Bergraven – Det framlidna minnet

3 out of 5

Label: Nordvis Producktion

Produced by: ?

I have the original version of the Hydra Head label for expanding my music horizons, stretching to embrace even some grind and death / black metal – subgenres absolutely inaccessible to me before. While I can’t claim to have swum too far from the label’s offerings in those waters, still: I’m glad I’ve had some examples that have shown me the musicality in what can initially just sound like noise, to the uninured.

Bergraven was an oddball international act on the label’s docket, and their take on black metal by way of grunge really took me for a ride. But: as so often happens once we’ve gotten our beak wet – and I’d restate, I’m not even claiming to have the wettest of beaks here – when you return to that initial springboard band / movie / book / whatever, it can be experienced much differently as your tastes have inevitably developed. So at some point Bergraven’s first two albums started sounding much less revolutionary to me; followup project Stilla (sharing most band members) was a mixed bag of linearity and, frankly, some pretentiousness, doing genre-mixing just for the sake of it, at least how my ears were hearing it. …And then Stilla’s 2018 release, Synviljor, dove hard back into black metal, but had the aspirational underpinnings of Bergraven, and gave me the thrill I’d experienced initially with that band. So: after a decade pause, knowing that the group was reconfiguring / reconvening for another Bergraven album was legitimately exciting!

Det framlidna minnet is a good album. All of these related releases have been. But: if Synviljor focused on the heavier stuff, Det framlidna minnet became the place for all the pretentious stuff: horns; oddball stops and starts; climax-baiting song construction. It’s the type of metal listen you sort of appreciate indirectly, noting its elevation above it genre; nodding approvingly at how precise Pär Stille’s vocal delivery is – growls with clearly delivered lines – and at how dialed in the production is, allowing riffs to hit hard without overwhelming, and maintaining a glisten of reverb.

As a “return,” the group hasn’t lost a step: despite my tying this to Stilla, they are different acts, with Bergraven always maintaining a major rock / post-rock influence, and that difference remains. But as a decade has passed, so has that influence, going forward from 90s grunge to 00s art-rock, giving the sound an apropos concept album vibe.

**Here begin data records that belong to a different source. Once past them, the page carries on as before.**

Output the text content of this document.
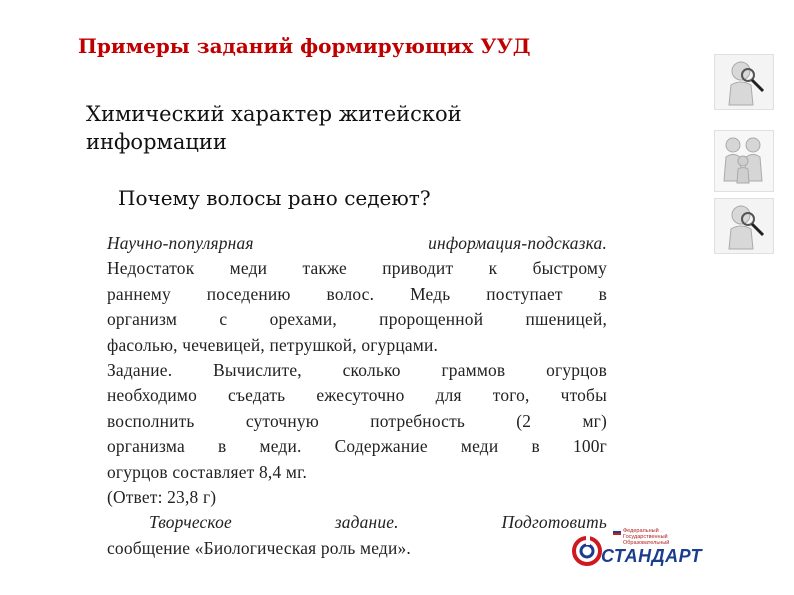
Примеры заданий формирующих УУД
Химический характер житейской информации
Почему волосы рано седеют?

Научно-популярная информация-подсказка.

Недостаток меди также приводит к быстрому

раннему поседению волос. Медь поступает в

организм с орехами, пророщенной пшеницей,

фасолью, чечевицей, петрушкой, огурцами.

Задание. Вычислите, сколько граммов огурцов

необходимо съедать ежесуточно для того, чтобы

восполнить суточную потребность (2 мг)

организма в меди. Содержание меди в 100г

огурцов составляет 8,4 мг.

(Ответ: 23,8 г)

Творческое задание. Подготовить

сообщение «Биологическая роль меди».

Федеральный
Государственный
Образовательный
СТАНДАРТ
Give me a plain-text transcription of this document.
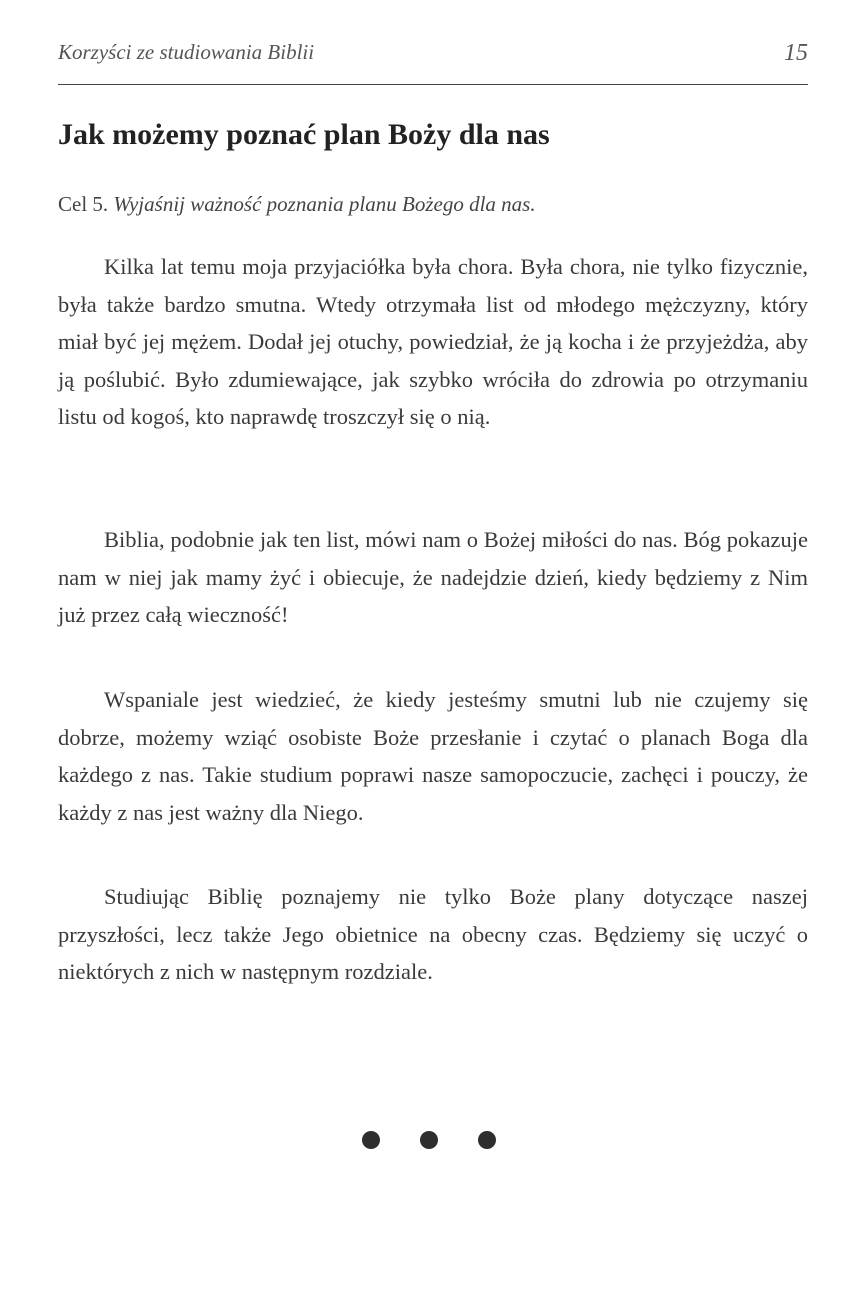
Korzyści ze studiowania Biblii	15
Jak możemy poznać plan Boży dla nas

Cel 5. Wyjaśnij ważność poznania planu Bożego dla nas.

Kilka lat temu moja przyjaciółka była chora. Była chora, nie tylko fizycznie, była także bardzo smutna. Wtedy otrzymała list od młodego mężczyzny, który miał być jej mężem. Dodał jej otuchy, powiedział, że ją kocha i że przyjeżdża, aby ją poślubić. Było zdumiewające, jak szybko wróciła do zdrowia po otrzymaniu listu od kogoś, kto naprawdę troszczył się o nią.

Biblia, podobnie jak ten list, mówi nam o Bożej miłości do nas. Bóg pokazuje nam w niej jak mamy żyć i obiecuje, że nadejdzie dzień, kiedy będziemy z Nim już przez całą wieczność!

Wspaniale jest wiedzieć, że kiedy jesteśmy smutni lub nie czujemy się dobrze, możemy wziąć osobiste Boże przesłanie i czytać o planach Boga dla każdego z nas. Takie studium poprawi nasze samopoczucie, zachęci i pouczy, że każdy z nas jest ważny dla Niego.

Studiując Biblię poznajemy nie tylko Boże plany dotyczące naszej przyszłości, lecz także Jego obietnice na obecny czas. Będziemy się uczyć o niektórych z nich w następnym rozdziale.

I’m listening to the preceding disc, Till Makabert Väsen, as I write this, and it’s a mighty comparison, sounding absolutely unleashed and massive versus its eventual followup. All to say: Det framlidna minnet is maybe a better first Bergraven listen, giving you that Wow factor I got back in the day, and then released from expectations when set against what came before. Even with that, though, it’s not an album I feel like you rock out to, but rather think about rocking out to, and imagine that it would be a good time.